El proyecto estuvo encabezado por Maximiliano Pazos, CEO de GO! ASSISTANCE, con un objetivo claro: sostener presencia física durante todo el recorrido para acompañar a la hinchada en el terreno, y no sólo a través de canales remotos.

Dirigir la operación desde 8.000 kilómetros de distancia
Mientras la Unidad Móvil avanzaba por territorio estadounidense, buena parte de la organización se sostenía desde Buenos Aires. Desde allí, el equipo de Marketing coordinó de manera remota proveedores, materiales, alojamientos, eventos, comunicaciones y el seguimiento permanente del recorrido.
Julieta Di Diego, jefa de Marketing de la compañía, resumió el desafío de sostener un proyecto de esa escala sin estar físicamente en cada ciudad: mantener conectados y sincronizados a los equipos que trabajaban en Argentina y en Estados Unidos fue, según describió, la clave para que la operación funcionara como un caso de éxito gestionado a distancia.
Esa coordinación remota fue uno de los principales desafíos del operativo: reorganizar recursos sobre la marcha, resolver necesidades imprevistas y mantener la estructura activa a medida que la hinchada cambiaba de ciudad.

Una red de prestadores como infraestructura de respuesta
La Unidad Móvil era la cara visible, pero la capacidad de respuesta dependía de una estructura más amplia. La compañía dispuso de una red de más de 200 prestadores directos en las ciudades del recorrido, lo que permitía orientar a cada pasajero según su ubicación, el tipo de inconveniente y el nivel de atención necesario.
Desde la propia UMAV se coordinaron 40 asistencias directas, conectando a los viajeros con el servicio correspondiente y evitando que tuvieran que recorrer por su cuenta clínicas o farmacias sin conocer el sistema de salud local.
Contar con prestadores distribuidos por ubicación es uno de los aspectos que conviene verificar al contratar una asistencia al viajero para Estados Unidos. Un monto elevado de cobertura puede resultar insuficiente si no hay una red capaz de responder en las ciudades del itinerario.

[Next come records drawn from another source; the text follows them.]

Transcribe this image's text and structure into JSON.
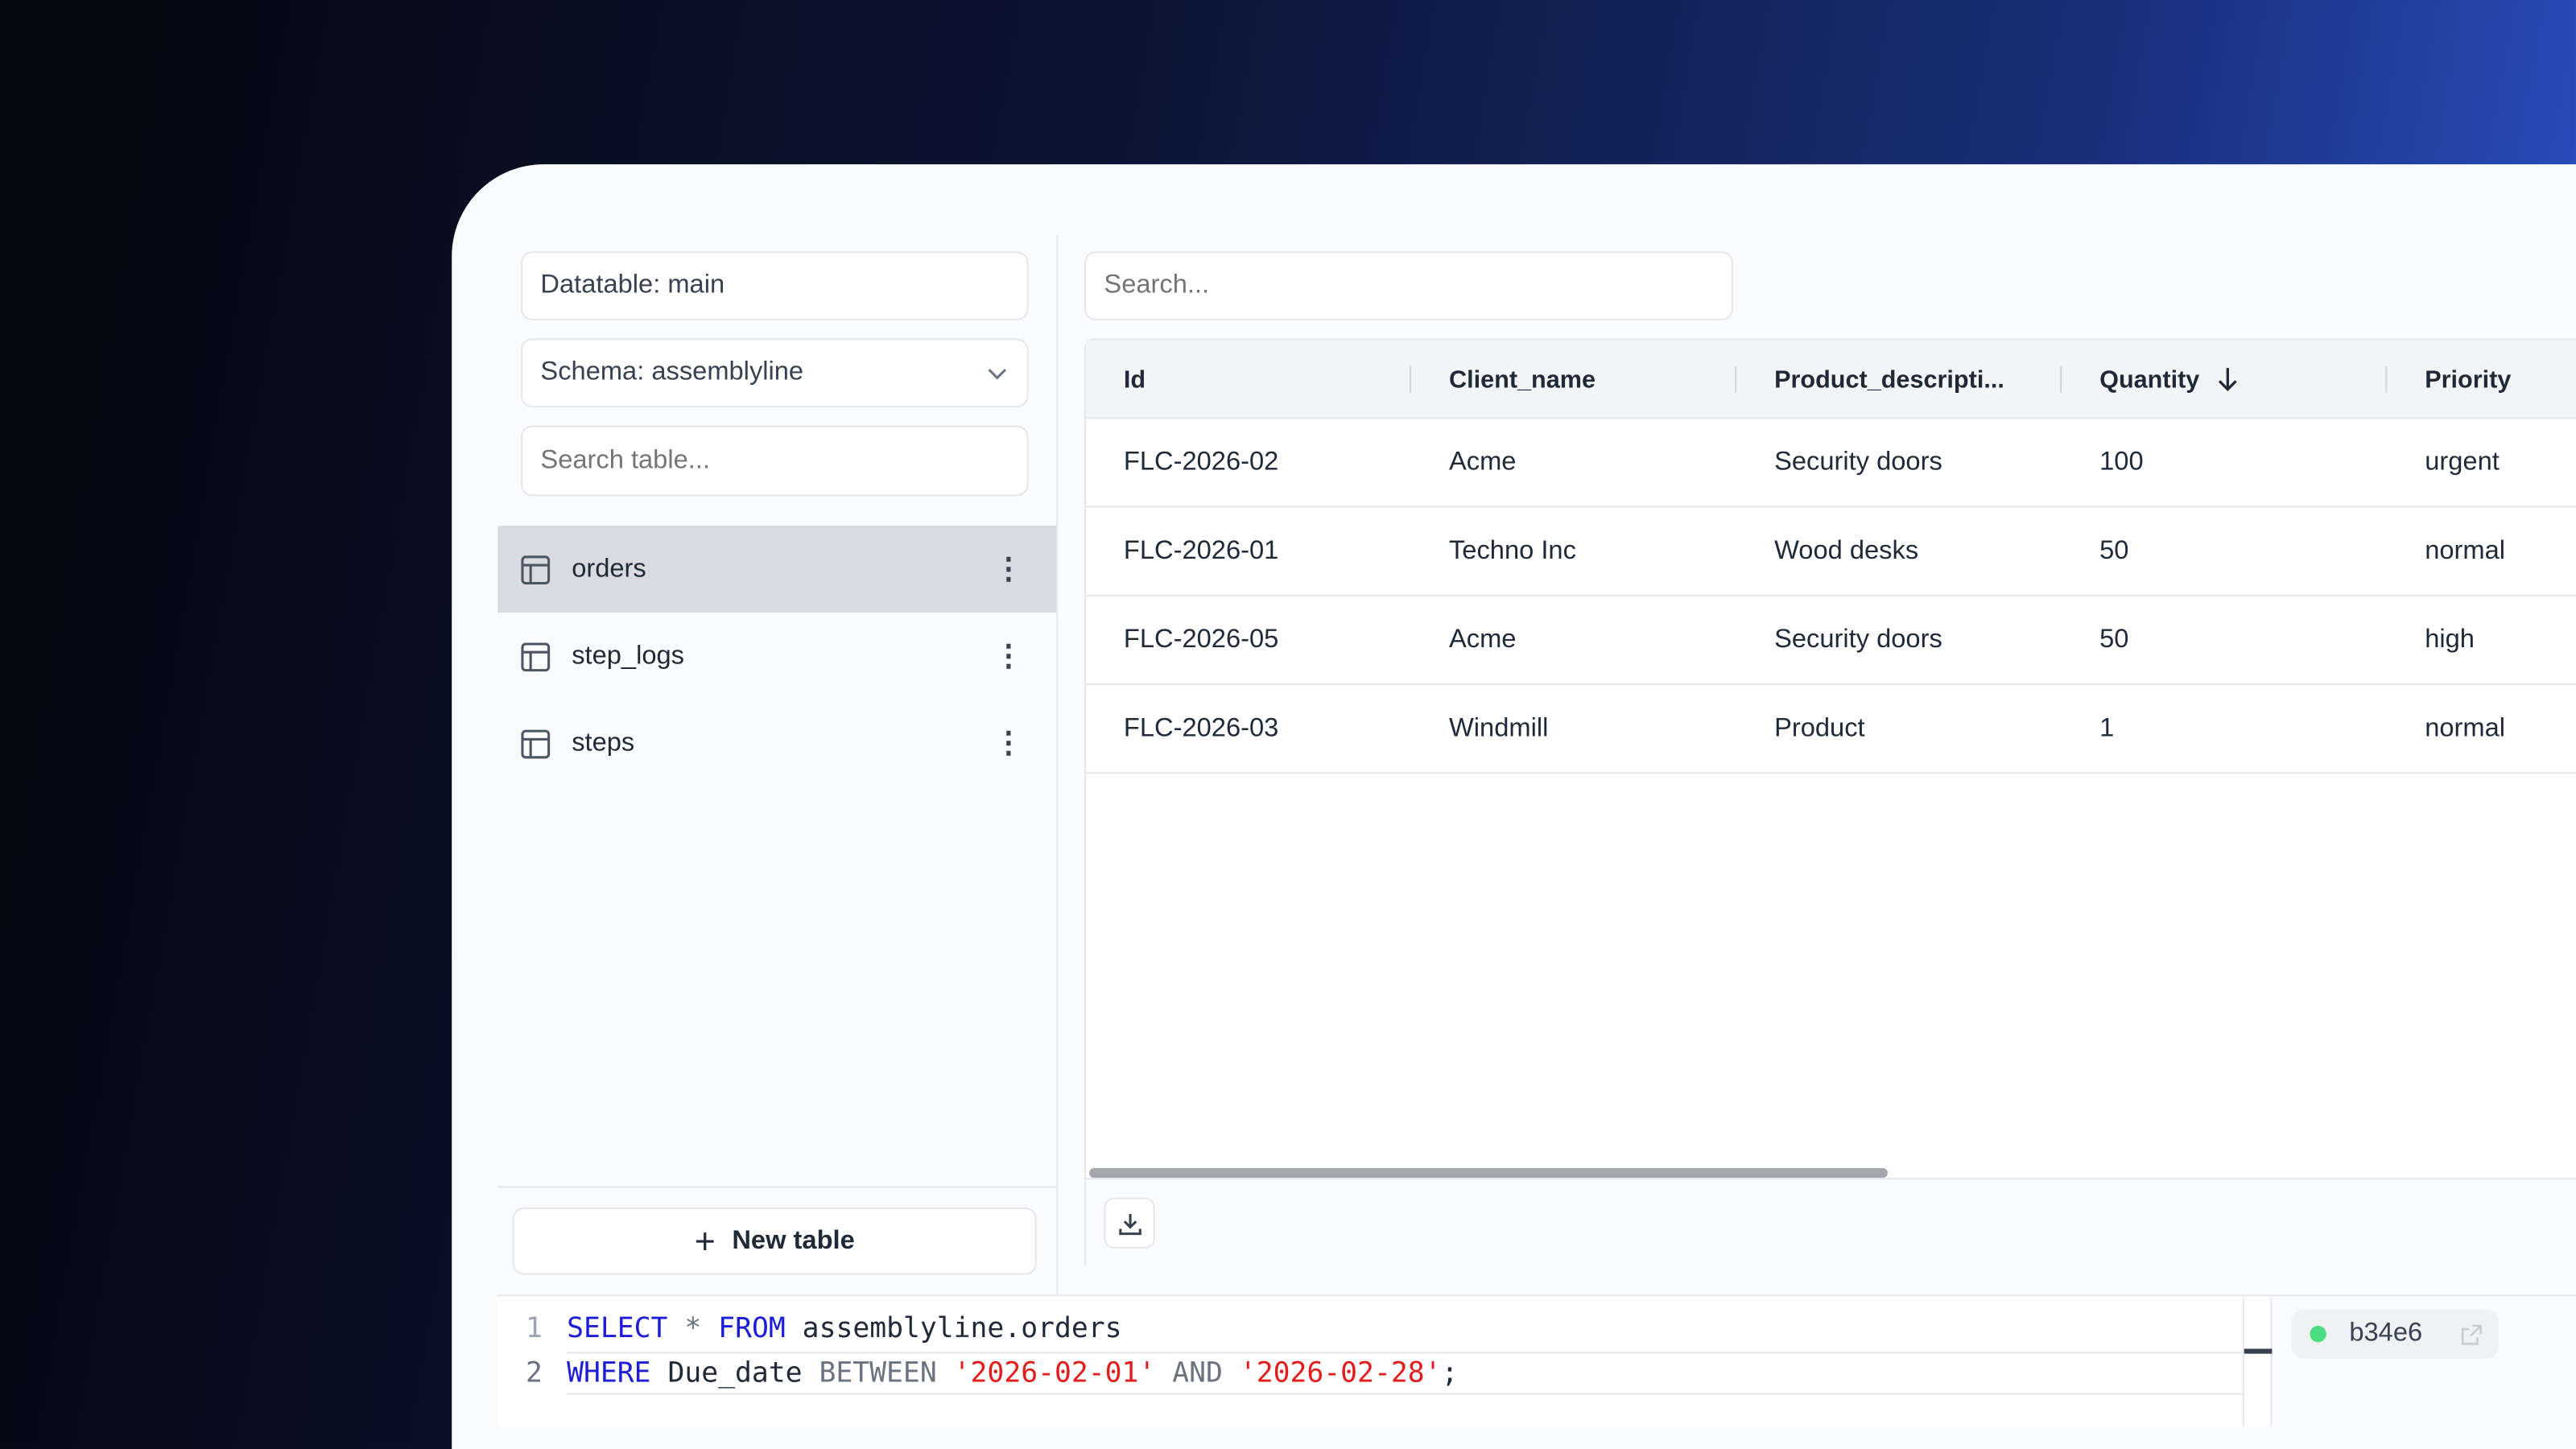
{
  "sidebar": {
    "datatable_label": "Datatable: main",
    "schema_label": "Schema: assemblyline",
    "search_placeholder": "Search table...",
    "tables": [
      {
        "name": "orders",
        "selected": true
      },
      {
        "name": "step_logs",
        "selected": false
      },
      {
        "name": "steps",
        "selected": false
      }
    ],
    "new_table_label": "New table"
  },
  "main": {
    "search_placeholder": "Search...",
    "columns": [
      "Id",
      "Client_name",
      "Product_descripti...",
      "Quantity",
      "Priority"
    ],
    "sort": {
      "column": "Quantity",
      "direction": "descending"
    },
    "rows": [
      [
        "FLC-2026-02",
        "Acme",
        "Security doors",
        "100",
        "urgent"
      ],
      [
        "FLC-2026-01",
        "Techno Inc",
        "Wood desks",
        "50",
        "normal"
      ],
      [
        "FLC-2026-05",
        "Acme",
        "Security doors",
        "50",
        "high"
      ],
      [
        "FLC-2026-03",
        "Windmill",
        "Product",
        "1",
        "normal"
      ]
    ]
  },
  "editor": {
    "line_numbers": [
      "1",
      "2"
    ],
    "line1": {
      "kw1": "SELECT",
      "op": "*",
      "kw2": "FROM",
      "rest": "assemblyline.orders"
    },
    "line2": {
      "kw1": "WHERE",
      "ident": "Due_date",
      "op1": "BETWEEN",
      "str1": "'2026-02-01'",
      "op2": "AND",
      "str2": "'2026-02-28'",
      "end": ";"
    }
  },
  "status": {
    "commit": "b34e6",
    "status_color": "#4ade80"
  }
}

Tecnología para resolver los pagos en destino
Otro componente del operativo fue GO!Pay, una tarjeta Visa virtual internacional destinada a cubrir determinados gastos vinculados con una asistencia autorizada. Durante el Mundial se emitieron 450 tarjetas, que permitieron enviar fondos directamente al pasajero para resolver pagos sin adelantar dinero propio y esperar luego un reintegro.
La herramienta apunta a uno de los principales puntos de fricción del sector, especialmente en un destino como Estados Unidos, donde una consulta, un medicamento o un estudio pueden representar un gasto considerable para un turista.
Los números del despliegue
- Más de 55.000 argentinos viajaron al Mundial protegidos con GO!
- Más de 8.000 kilómetros recorridos por la Unidad Móvil.
- Más de 60.000 botellas de agua entregadas gratuitamente.
- Logística, asistencia y alojamiento para los percusionistas de la hinchada.
- Organización de banderazos, eventos satélite y fiestas exclusivas.
- Más de 40 asistencias directas coordinadas desde la UMAV.
- Más de 200 prestadores directos en las ciudades donde jugó la Selección Argentina.
- Más de 450 tarjetas virtuales GO!PAY emitidas.
Qué deja el operativo para el próximo viaje
El Mundial fue una situación excepcional por el volumen de viajeros y la velocidad con que se trasladaban entre ciudades. Pero varias de las necesidades que expuso —distancias, costos médicos, desconocimiento del sistema local— aparecen también en viajes familiares, laborales o turísticos.
La conclusión es aplicable a cualquier pasajero: al elegir una cobertura para Estados Unidos, la capacidad real de coordinar una respuesta en destino puede ser tan importante como el monto contratado. Antes de decidir, conviene comparar planes de asistencia al viajero sobre coberturas equivalentes y no únicamente por el precio final.